KETIKA ayah saya meninggal dunia pada 1 November 1995, seorang perwakilan dari Persatuan Purnawirawan dan Warakawuri Angkatan Bersenjata Republik Indonesia (Pepabri) datang ke rumah orang tua saya di Jl. Pondok Jaya VII, Mampang Prapatan, Jakarta Selatan. Mengatasnamakan asosiasi dimana ayah saya selaku purnawirawan perwira menengah TNI Angkatan Darat menjadi anggotanya, bapak tua yang pengurus Pepabri Cabang Jakarta Selatan itu menawarkan jasa Pepabri secara cuma-cuma untuk membantu agar ayah saya dapat dimakamkan dengan upacara kehormatan militer di Taman Makam Pahlawan (TMP) Kalibata.
Syaratnya, keluarga yang ditinggalkan dapat menunjukkan tanda jasa Bintang Gerilya yang mungkin pernah diperoleh ayah saya. Meskipun ayah saya memiliki tanda jasa tersebut, tetapi kepada perwakilan Pepabri itu saya katakan “tidak ada”. Salah satu pesan yang pernah disampaikan ayah saya jauh sebelum wafat, adalah bahwa beliau tidak menghendaki dimakamkan di TMP Kalibata, agar keluarga bisa kapan saja menziarahi makam beliau.
Bintang Gerilya adalah tanda kehormatan yang diberikan oleh Pemerintah Republik Indonesia untuk menghormati jasa seseorang dalam mempertahankan negara dengan cara bergerilya. Bintang ini salah satunya diberikan kepada rakyat Indonesia yang berjuang pada masa Revolusi antara tahun 1945-1950, terutama saat Agresi Militer Belanda I (21 Juli 1947-22 Februari 1948) dan Agresi Militer Belanda II (18 Desember 1948-27 Desember 1949). Penghargaan ini ditetapkan secara resmi pada tahun 1949. Bintang ini berada setingkat di bawah Bintang Mahaputera dan tidak memiliki kelas di dalamnya.

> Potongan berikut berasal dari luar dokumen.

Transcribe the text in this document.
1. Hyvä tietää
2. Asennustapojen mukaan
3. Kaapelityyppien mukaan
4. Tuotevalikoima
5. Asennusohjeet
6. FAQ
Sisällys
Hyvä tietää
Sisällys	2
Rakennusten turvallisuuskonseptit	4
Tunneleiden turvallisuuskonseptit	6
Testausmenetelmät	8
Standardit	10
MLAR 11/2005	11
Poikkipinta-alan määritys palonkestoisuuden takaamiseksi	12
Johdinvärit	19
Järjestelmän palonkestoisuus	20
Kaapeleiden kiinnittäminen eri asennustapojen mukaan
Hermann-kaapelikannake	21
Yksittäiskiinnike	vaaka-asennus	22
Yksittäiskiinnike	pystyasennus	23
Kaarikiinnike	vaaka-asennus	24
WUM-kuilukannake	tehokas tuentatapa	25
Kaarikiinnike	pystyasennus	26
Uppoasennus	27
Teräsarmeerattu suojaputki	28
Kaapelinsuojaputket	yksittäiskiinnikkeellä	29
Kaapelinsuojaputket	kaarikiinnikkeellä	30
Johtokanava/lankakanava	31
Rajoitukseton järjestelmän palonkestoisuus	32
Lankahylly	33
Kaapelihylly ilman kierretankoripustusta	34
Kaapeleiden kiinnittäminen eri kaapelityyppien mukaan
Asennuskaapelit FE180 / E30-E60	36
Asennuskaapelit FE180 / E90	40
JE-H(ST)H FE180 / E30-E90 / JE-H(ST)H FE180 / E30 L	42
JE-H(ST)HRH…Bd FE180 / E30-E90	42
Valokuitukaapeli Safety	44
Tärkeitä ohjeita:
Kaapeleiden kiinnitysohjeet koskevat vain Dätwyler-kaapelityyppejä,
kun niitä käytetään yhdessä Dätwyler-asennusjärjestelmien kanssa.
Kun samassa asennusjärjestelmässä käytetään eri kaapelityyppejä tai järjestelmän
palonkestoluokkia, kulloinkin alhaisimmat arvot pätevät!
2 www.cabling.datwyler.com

Sebagai satu-satunya anak laki-laki dalam keluarga, tentu saja sayalah yang kerap menjadi teman berbagi ayah saya ketika beliau menceritakan kisah-kisah perjuangan semasa Perang Kemerdekaan RI 1945-1949 yang beliau alami sendiri—sebagai anggota Brigade XVII Tentara Pelajar Cie (Kompi) Purwokerto dan kemudian, ketika dibentuk pada 3 Juni 1947, bergabung di Tentara Nasional Indonesia (TNI). Hal inilah yang kelak menginspirasi saya untuk menulis skripsi di Jurusan Sejarah Fakultas Sastra Universitas Indonesia (FSUI; kini Fakultas Ilmu Pengetahuan Budaya Universitas Indonesia/FIBUI) dengan judul “Aksi-Aksi Gerilya dan Anti Gerilya di Jawa Tengah Bagian Barat Selama Agresi Militer Belanda II, 1948-1949: Studi Awal Terhadap Perang Urat Saraf Selama Perang Kemerdekaan RI” (1993).
Beliau pernah memperlihatkan sederet tanda jasa yang beliau peroleh selama berkarir di TNI, mulai dari medan juang gerilya hingga pasca periode Perang Kemerdekaan, antara lain Bintang Gerilya, Satyalancana Wira Dharma, dan Bintang Kartika Eka Paksi Utama. Tanda-tanda jasa itu beliau simpan dalam tas kopor terkunci rapat yang beliau sembunyikan jauh di sudut lemari paling bawah. Ayah saya mengatakan, tanda jasa itu hanya untuk menunjukkan peran seseorang dalam memperjuangkan kemerdekaan Indonesia, tapi tidak bisa menjadi saksi atas niat dan kegigihannya. Singkat kata, beliau menekankan, tanda jasa itu hanya pengakuan pemerintah dan tidak bisa mewakili sebenar-benarnya kiprah pemegangnya di medan juang.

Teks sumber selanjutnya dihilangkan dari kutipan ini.